IPL 2018: NZ Cricket Association criticises IPL auctions

Only 7 Kiwi players made it through the IPL auctions for different franchises.

Martin Guptill was ignored by the IPL franchises in this IPL auction. (Getty)

A few days after the successful IPL 2018 auctions, the New Zealand Cricket Association has came out criticising the auction process, calling it to be an undignified, cruel and unnecessary employment practice. 

This is the first time cricket administrators from a country have openly hit out at the auction. "I think the whole system is archaic and deeply humiliating for the players, who are paraded like cattle for all the world to see," Heath Mills, chief executive of the New Zealand Cricket Players Association was quoted as saying by the New Zealand Herald.

Mills stated that there was a need to change the system in order for it facilitate greater engagement with players.

"There's a lot of good things about the Indian Premier League and it's been great for cricket but I'd like to see it mirror the rest of professional sport in the way they engage athletes," Mills said.
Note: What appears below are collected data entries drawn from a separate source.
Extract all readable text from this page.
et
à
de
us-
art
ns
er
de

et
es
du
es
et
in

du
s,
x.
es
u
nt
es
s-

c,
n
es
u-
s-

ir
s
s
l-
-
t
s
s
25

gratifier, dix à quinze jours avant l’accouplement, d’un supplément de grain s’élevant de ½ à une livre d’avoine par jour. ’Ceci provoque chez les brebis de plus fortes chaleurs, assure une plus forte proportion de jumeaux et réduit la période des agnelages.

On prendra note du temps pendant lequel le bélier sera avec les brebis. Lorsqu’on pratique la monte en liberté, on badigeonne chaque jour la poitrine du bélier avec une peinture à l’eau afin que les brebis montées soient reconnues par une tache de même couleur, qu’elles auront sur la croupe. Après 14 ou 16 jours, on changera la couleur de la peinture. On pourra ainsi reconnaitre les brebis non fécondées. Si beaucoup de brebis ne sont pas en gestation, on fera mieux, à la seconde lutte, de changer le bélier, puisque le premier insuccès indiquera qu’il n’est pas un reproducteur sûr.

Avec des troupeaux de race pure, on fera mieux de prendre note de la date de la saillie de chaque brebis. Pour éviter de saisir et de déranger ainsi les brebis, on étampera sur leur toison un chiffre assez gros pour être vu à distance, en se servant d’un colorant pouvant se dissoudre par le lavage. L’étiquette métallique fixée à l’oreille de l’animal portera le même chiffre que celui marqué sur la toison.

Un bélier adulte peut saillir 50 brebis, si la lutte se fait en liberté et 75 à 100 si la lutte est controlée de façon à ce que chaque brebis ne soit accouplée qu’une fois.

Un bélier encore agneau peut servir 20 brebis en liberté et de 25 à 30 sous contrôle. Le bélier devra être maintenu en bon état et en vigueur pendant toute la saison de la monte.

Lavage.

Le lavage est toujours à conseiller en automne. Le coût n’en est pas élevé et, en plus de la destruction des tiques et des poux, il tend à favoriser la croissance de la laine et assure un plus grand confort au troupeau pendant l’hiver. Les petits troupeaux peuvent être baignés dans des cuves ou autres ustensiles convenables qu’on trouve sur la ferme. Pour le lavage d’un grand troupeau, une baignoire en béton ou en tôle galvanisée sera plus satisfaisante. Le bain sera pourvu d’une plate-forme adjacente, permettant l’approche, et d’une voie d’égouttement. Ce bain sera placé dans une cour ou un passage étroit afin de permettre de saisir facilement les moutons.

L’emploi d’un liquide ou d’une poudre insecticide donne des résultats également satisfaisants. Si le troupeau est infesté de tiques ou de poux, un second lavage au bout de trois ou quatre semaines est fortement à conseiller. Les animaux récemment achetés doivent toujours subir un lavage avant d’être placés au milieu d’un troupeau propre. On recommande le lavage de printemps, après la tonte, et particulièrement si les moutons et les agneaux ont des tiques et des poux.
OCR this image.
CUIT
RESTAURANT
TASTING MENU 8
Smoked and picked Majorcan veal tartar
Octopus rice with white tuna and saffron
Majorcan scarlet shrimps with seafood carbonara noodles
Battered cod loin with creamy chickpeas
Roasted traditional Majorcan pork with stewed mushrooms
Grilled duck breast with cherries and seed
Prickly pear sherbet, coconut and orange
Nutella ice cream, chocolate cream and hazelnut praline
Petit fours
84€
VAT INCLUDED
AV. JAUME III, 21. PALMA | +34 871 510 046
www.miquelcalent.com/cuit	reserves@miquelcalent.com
56 overseas players were bought in the auction including seven players from New Zealand out of the 24 names that made it to the final auction list - Brendon McCullum (CSK), Kane Williamson (SRH), Trent Boult (DD), Colin de Grandhomme (RCB), Colin Munro (DD), Tim Southee (RCB) and Mitchell Santner (CSK).

"Some players do exceptionally well out of if but the vast majority would like to see the system changed. They would like to negotiate with coaches and owners behind closed doors."

"The players enter the auction not knowing where they are going, who their team-mates are going be, who's managing them, who the owners are -- no other sports league in the world engages players on that basis," he added. 

"Apart from the public disappointment of players being are passed in, those who are picked up are treated badly by modern standards," Mills said.

The cash-rich tournament has always been controversy attracted right from the first edition itself in 2008. Former greats of the game have always criticised the tournament due to the money involved in it, which many feels have corrupted the players and the system as a whole.

This just adds to the already long list of controversies that have been associated with over the years.